# Slope of the perpendicular line on the other line

1. Apr 9, 2014

### Alg0r1thm

Why is the slope of perpendicular line on the the other defined this way:
m = slope of a particular line
m'= slope of the perpendicular line on that particular line

m*m' = -1 OR m' = -1/m

Thanks

2. Apr 9, 2014

### Simon Bridge

If you have a line y=mx+c, and another line y'=m'x+c', what does m' have to be for y' to be perpendicular to y.
Draw a few lines and see.

i.e. if m=m', then the two lines are parallel.

3. Apr 9, 2014

### Alg0r1thm

You mean there is no kind of proof or something like algebraic statement which states that the perpendicular line slope would be concluded via it?

4. Apr 9, 2014

### HallsofIvy

Staff Emeritus
One way to look at it is this: if y= mx+ b is the equation of a line, then the slope, m, is the tangent of the angle, $\theta$, the line makes with the x-axis. If two lines are perpendicular then they form a right triangle with the x-axis as hypotenuse. The angle one of the lines makes with the x- axis, say $\theta$, will be acute, the other, $\phi$, will be obtuse.

Looking over this I see I have used the wrong words. I meant that one will be less that or equal to 45 degrees, the other larger than or equal to 45 degrees.

The angles inside that right triangle will be $\theta$ and $\pi- \phi$ and we must have $\theta+ (\pi- \phi)= \pi/2$ so that $\phi- \theta= \pi/2$.

Now use $tan(a+ b)= \frac{tan(a)+ tan(b)}{1- tan(a)tan(b)}$ with $a= \phi$ and $b= -\theta$:
$$tan(\phi- \theta)= \frac{tan(\phi)- tan(\theta)}{1+ tan(\phi)tan(\theta)}= tan\left(\frac{\pi}{2}\right)$$

But $tan(\pi/2)$ is undefined!
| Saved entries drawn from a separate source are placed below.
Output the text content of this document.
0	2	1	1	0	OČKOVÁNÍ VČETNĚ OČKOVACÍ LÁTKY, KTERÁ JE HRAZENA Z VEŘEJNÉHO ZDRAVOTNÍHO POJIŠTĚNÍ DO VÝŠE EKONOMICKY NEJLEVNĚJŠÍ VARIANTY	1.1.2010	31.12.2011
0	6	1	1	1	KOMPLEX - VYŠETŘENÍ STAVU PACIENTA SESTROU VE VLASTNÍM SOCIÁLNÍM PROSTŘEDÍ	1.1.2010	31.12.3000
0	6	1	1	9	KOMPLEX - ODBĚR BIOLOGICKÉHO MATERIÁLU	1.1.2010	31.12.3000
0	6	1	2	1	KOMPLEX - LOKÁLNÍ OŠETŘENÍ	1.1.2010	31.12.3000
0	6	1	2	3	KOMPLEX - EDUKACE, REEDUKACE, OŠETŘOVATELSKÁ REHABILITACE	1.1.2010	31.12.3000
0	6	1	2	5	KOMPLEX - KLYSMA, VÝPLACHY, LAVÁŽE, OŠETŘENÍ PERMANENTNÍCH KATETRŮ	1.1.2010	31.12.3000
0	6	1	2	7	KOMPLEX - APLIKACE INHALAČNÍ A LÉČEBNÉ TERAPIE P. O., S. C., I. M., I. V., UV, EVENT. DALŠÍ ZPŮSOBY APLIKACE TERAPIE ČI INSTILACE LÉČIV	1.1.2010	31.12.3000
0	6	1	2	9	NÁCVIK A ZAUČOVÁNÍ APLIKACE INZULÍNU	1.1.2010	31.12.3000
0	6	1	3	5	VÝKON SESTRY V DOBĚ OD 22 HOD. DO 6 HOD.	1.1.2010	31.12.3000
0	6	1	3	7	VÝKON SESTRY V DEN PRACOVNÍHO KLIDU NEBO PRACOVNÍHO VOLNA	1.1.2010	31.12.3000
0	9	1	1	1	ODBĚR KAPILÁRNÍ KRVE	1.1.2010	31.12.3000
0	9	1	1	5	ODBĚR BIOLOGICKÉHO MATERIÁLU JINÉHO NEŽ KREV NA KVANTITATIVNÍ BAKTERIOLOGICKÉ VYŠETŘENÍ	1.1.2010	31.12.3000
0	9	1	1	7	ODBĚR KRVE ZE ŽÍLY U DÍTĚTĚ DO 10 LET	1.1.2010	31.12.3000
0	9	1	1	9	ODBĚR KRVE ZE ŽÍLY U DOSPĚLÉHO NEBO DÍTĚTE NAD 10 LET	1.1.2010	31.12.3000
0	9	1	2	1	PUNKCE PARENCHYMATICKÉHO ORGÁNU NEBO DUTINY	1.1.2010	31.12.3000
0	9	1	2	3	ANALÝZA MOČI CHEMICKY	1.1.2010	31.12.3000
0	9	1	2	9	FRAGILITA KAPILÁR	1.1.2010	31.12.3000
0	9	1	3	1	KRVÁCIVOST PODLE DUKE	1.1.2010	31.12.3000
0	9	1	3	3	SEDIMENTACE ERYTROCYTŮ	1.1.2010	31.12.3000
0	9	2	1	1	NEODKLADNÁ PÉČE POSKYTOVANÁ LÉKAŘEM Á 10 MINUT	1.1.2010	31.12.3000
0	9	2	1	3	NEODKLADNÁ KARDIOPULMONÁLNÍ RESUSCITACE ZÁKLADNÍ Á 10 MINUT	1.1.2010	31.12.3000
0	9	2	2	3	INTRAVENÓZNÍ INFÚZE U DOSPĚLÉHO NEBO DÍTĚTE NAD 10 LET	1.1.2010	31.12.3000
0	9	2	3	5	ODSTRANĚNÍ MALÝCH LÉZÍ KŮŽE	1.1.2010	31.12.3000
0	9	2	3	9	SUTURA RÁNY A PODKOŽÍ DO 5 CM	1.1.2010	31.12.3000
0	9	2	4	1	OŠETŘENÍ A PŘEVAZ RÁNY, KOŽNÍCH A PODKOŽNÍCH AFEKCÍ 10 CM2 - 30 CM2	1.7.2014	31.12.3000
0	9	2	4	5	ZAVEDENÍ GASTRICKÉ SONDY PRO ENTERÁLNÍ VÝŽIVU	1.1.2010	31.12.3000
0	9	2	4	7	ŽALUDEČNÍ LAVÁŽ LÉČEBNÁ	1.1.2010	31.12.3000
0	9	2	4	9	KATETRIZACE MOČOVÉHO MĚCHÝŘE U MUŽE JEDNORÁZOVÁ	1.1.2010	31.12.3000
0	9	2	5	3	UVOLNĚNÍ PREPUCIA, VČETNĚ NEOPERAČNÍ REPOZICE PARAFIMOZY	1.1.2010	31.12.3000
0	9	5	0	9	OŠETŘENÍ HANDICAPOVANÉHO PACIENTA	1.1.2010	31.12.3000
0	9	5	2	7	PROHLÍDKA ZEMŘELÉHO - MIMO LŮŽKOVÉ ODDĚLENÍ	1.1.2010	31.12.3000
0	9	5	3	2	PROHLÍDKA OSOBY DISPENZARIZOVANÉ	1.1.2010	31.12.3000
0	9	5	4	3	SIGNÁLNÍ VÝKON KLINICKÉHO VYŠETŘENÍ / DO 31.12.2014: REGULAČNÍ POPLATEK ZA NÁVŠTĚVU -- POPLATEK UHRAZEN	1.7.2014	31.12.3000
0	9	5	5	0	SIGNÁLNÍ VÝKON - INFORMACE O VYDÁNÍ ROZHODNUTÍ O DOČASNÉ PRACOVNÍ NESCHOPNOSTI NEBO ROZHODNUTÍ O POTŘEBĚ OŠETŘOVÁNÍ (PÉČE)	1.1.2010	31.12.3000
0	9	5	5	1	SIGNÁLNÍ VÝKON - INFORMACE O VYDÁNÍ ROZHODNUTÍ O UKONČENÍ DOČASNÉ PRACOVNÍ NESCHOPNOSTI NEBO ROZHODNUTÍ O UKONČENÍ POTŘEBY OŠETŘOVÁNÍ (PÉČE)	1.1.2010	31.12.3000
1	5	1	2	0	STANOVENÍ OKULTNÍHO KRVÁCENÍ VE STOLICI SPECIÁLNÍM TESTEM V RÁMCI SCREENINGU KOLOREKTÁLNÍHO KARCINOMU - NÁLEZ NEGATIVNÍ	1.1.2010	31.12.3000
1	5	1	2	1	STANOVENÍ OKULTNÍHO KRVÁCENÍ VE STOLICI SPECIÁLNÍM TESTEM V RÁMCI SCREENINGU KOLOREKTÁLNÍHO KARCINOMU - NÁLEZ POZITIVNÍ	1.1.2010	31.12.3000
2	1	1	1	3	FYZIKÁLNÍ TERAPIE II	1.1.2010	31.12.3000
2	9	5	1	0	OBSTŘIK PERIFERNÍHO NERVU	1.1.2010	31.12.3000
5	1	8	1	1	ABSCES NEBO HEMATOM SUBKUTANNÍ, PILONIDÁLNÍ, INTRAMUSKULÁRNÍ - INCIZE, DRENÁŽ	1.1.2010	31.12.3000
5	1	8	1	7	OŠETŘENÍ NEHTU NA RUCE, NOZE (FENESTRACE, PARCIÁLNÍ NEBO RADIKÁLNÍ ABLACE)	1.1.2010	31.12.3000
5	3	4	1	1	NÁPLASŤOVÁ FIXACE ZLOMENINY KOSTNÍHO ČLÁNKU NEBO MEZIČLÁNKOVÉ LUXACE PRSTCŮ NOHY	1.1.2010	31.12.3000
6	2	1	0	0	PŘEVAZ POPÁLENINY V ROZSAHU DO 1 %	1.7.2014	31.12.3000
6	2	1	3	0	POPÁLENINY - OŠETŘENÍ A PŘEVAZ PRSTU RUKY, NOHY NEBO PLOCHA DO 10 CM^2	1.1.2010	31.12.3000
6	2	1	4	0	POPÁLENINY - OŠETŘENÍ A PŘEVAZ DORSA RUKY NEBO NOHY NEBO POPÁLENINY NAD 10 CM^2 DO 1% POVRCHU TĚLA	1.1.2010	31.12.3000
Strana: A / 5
We must have the fraction on the left undefined which means the denominator must be 0: $1+ tan(\theta)tan(\phi)= 0$ so that $tan(\theta)tan(\phi)= -1$ and that last is just "$mm'= -1$".

Last edited: Apr 9, 2014
5. Apr 9, 2014

### Simon Bridge

NO - I mean that you can start from what I wrote and work it out for yourself.
I was trying to set your feet on the right path.

HallsofIvy showed you one approach.